BC VIEWS: Clark’s ‘jobs plan’ spins faster
Premier Christy Clark’s “jobs plan” propaganda is gearing up for another election, complete with heavy-rotation TV ads assuring B.C. hockey and football fans that “our opportunity is here.”
The stated purpose of these feel-good ads is to highlight overdue investments in trades and technical education, and extol the virtues of the government’s housing policies.
The jobs plan has been Clark’s marketing vehicle since she assumed the leadership of the BC Liberal Party in 2011. It was inspired by former prime minister Stephen Harper’s post-recession “economic action plan,” faded billboards for which can still be seen around B.C.
This marketing must work regardless of government ideology, because Alberta NDP Premier Rachel Notley now has an “Alberta jobs plan” that also involves her standing in front of smiling people wearing hardhats.
Unfortunately, in most areas of B.C. as well as Alberta, what’s lacking are actual jobs. Clark constantly repeats the figure of 191,000 net new jobs in B.C. in the past five years, and glosses over the fact that all of that job growth has occurred in southwest urban areas around Vancouver and Victoria.
The rest of the province has seen a net loss of jobs. Mills and mines have shut down or reduced production, and the gas fields of the northeast hit a low ebb with a series of delays to liquefied natural gas export proposals.

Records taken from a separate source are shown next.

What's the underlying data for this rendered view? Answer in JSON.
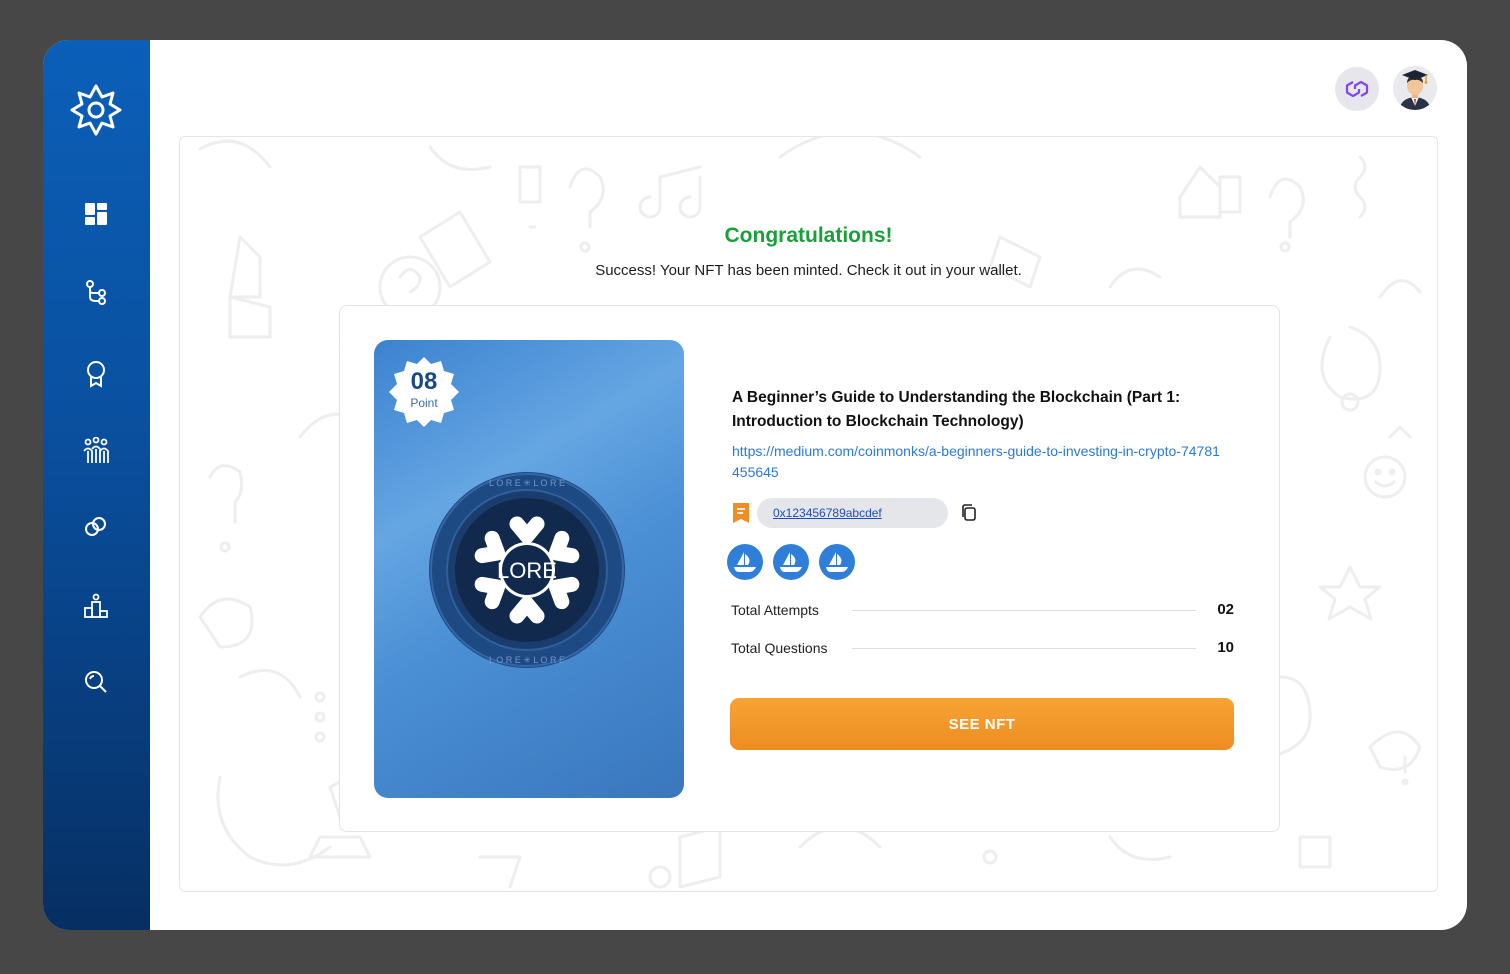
{
  "header": {
    "network_icon": "polygon-icon",
    "avatar_icon": "graduate-avatar"
  },
  "sidebar": {
    "logo": "lore-logo",
    "items": [
      {
        "icon": "dashboard-icon"
      },
      {
        "icon": "path-icon"
      },
      {
        "icon": "award-icon"
      },
      {
        "icon": "community-icon"
      },
      {
        "icon": "link-icon"
      },
      {
        "icon": "leaderboard-icon"
      },
      {
        "icon": "search-icon"
      }
    ]
  },
  "main": {
    "title": "Congratulations!",
    "subtitle": "Success! Your NFT has been minted. Check it out in your wallet.",
    "nft": {
      "points": "08",
      "points_label": "Point",
      "coin_text": "LORE"
    },
    "article_title": "A Beginner’s Guide to Understanding the Blockchain (Part 1: Introduction to Blockchain Technology)",
    "article_link": "https://medium.com/coinmonks/a-beginners-guide-to-investing-in-crypto-74781455645",
    "wallet_address": "0x123456789abcdef",
    "marketplace_icons": [
      "opensea-icon",
      "opensea-icon",
      "opensea-icon"
    ],
    "stats": [
      {
        "label": "Total Attempts",
        "value": "02"
      },
      {
        "label": "Total Questions",
        "value": "10"
      }
    ],
    "cta_label": "SEE NFT"
  },
  "colors": {
    "sidebar": "#0a4f9e",
    "success": "#19a03a",
    "accent": "#f39a2d",
    "link": "#2d7ad6"
  }
}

There is recovery in energy and commodity markets. I’m assured by Dawson Creek Mayor Dale Bumstead among others that drill rigs are returning to the Montney shale, a rich source of petroleum liquids that can be mixed with the Alberta heavy oil that will eventually start moving south and west in greater quantities.
The forest industry is in uncertain times, with declining timber supply and U.S. trade threats, and it’s looking for a break from the B.C. government in the pre-election budget that will be revealed in February. A legacy of B.C.’s resurrected provincial sales tax is that we’re the only place left in Canada where PST is charged on electricity bills.

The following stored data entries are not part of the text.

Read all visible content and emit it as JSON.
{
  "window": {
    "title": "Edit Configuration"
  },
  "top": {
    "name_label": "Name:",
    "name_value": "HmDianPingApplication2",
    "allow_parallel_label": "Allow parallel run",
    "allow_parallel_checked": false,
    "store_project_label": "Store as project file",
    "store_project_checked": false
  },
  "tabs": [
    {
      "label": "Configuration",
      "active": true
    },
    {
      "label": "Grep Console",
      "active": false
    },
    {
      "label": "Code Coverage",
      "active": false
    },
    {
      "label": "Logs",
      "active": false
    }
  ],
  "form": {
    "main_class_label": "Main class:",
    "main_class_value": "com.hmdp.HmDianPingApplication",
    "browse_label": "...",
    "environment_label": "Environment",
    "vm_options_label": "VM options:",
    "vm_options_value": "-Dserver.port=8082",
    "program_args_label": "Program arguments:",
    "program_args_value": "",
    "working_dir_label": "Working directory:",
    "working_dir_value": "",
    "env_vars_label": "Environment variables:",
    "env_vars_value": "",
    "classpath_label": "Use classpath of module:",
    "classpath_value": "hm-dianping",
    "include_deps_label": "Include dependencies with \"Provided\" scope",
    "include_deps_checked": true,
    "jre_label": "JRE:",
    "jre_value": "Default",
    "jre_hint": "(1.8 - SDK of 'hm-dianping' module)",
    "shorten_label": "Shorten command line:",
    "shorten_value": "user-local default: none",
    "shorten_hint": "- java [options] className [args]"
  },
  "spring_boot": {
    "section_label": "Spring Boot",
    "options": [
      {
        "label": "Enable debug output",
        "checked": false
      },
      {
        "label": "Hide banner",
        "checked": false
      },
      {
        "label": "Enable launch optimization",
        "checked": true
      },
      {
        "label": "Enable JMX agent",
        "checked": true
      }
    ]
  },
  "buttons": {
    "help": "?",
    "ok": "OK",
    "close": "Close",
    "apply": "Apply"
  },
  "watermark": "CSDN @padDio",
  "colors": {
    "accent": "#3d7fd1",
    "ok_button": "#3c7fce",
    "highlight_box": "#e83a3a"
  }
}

And for all of Clark’s rhetoric about the lowest personal income taxes, the business tax environment is not attractive.
According to the government’s own Commission on Tax Competitiveness, sales tax still lands on most machinery and equipment, for which B.C. has the third lowest investment rate in the country.
Combining corporate income tax, sales tax and non-residential property tax, B.C. comes in well above the national average, with a “marginal effective tax rate” of 27.9 per cent compared to 18.9 per cent for the rest of Canada.
In the urban southwest, there is a building boom, an increase in service and technology jobs and steeply increasing cost of living driven by real estate prices. So we have areas with jobs but no place to live, and areas with cheap housing and no jobs.
The latest official version of Clark’s “jobs plan” was rolled out last week. The deadline for three LNG plants moves to construction underway by 2020, and mine opening and expansion goals are also kicked down the road.
The new headliner is “innovation,” with UBC president Santa Ono heading an effort to stimulate growth of new technology businesses through university research.
There will also be a “climate action” jobs plan, which seems even more vague. My guess is, look for lots of tree planting as well as paving this spring.
I wish I could tell you the NDP opposition has a clearer strategy for 2017, but so far that’s not the case. More on that in a subsequent column.